The Role of Medical Records in Injury Cases

When you sustain injury as the result of someone else’s legal fault, you may be able to gain compensation for medical bills, lost wages, and other damages resulting from your accident. An injury lawsuit is a vital part of our civil justice system because it gives victims of negligence the financial means to move forward and recover. Deciding the amount of your damages can be difficult and is often a sticking point in personal injury suit negotiations. Your medical records and examinations can be integral parts of your case, from illustrating the extent of the injury to illuminating ongoing challenges.

Calculating Damages

One of the most important things your medical records can do is provide proof of your injuries. Official records of hospital visits, doctor’s appointments, and ongoing meetings with a physical therapist can illustrate the injuries you suffered and how these injuries will continue to affect your life. You can help your case by seeking treatment immediately after any injury. Early medical records will help show the gravity of your injury and how it develops over time. Keep copies of all your medical bills, because this will help your attorney determine the amount of your economic damages.

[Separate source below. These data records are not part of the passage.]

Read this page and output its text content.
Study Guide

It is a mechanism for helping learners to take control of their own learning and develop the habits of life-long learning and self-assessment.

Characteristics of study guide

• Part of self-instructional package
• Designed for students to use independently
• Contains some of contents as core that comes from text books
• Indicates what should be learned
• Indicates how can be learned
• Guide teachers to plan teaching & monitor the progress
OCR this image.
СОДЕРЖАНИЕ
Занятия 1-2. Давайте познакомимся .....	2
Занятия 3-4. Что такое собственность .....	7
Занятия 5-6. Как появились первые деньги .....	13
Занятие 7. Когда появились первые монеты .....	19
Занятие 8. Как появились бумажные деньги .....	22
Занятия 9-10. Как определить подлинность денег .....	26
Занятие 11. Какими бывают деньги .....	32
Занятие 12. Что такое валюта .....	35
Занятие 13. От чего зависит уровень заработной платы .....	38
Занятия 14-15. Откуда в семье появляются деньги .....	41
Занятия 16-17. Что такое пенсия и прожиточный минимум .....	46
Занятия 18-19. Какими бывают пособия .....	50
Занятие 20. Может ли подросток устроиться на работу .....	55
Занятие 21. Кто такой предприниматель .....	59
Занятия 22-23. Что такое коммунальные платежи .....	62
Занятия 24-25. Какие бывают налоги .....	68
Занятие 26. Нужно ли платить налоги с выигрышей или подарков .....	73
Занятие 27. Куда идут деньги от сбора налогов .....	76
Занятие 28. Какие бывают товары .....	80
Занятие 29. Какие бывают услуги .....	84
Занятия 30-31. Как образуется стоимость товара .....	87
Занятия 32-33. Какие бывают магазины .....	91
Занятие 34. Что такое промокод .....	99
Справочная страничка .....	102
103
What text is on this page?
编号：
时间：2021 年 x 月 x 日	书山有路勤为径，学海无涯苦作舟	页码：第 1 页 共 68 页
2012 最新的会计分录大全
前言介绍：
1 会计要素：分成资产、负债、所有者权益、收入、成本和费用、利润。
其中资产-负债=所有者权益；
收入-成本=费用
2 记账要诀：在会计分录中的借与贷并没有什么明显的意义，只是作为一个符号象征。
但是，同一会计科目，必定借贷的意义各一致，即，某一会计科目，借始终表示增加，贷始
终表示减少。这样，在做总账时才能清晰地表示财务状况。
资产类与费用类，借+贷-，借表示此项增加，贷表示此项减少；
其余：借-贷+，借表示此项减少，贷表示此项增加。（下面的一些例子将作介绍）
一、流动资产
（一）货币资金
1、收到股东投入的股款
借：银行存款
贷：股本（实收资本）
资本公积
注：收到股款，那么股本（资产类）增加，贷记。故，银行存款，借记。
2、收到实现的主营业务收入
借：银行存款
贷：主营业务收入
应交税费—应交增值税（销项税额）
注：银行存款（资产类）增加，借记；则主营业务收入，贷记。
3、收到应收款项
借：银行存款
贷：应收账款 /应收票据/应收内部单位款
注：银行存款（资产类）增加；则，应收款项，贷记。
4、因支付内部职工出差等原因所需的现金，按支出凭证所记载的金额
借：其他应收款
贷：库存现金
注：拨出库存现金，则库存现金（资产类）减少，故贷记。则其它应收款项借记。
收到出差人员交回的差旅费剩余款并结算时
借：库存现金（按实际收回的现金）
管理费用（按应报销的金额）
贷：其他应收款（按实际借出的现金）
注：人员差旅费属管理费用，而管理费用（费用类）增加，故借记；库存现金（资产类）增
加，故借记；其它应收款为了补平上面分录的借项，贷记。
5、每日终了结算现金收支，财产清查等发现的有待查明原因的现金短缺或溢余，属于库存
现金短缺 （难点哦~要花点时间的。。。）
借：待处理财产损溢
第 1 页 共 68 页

How Your Medical Records Affect the Defense

You’re often going up against their insurance company when you pursue an injury claim against an individual or company. These insurance companies will likely ask for an independent medical investigation to ensure a fair assessment of your injuries. They may also ask for lab tests and imaging. The doctor working for the insurance company will provide a report of your injuries, how he or she believes they will affect your life, and the extent of your future treatment. A jury may consider these and your own doctor’s medical records to determine the exact amount of special damages.

Patient Privacy

Patients normally enjoy privacy regarding their medical records under the Health Insurance Portability and Accountability Act (HIPAA). However, a personal injury case erases much of this protection. Your attorney must review your records to assess the strength of your case, and you must provide records to the defense after your file a lawsuit. State law requires that you sign a medical record release, which allows providers to share information with attorneys regarding your case.

Medical Records Don’t Lie

The legal system considers medical records as one of the strongest forms of evidence in your injury claim. Unlike subjective accounts, medical records provide the most accurate picture of how injuries do and will affect your life. It’s essential that you tell the truth when speaking with your medical providers and answering questions about your medical history. Stretching the truth may undermine the veracity of your personal injury claim.

Your medical records will form the foundation of your civil lawsuit. It is imperative that you submit to all testing immediately, remain truthful throughout the process, and follow up with any recommended treatment or doctors’ appointments. Following these directions will result in improving the health of your claim.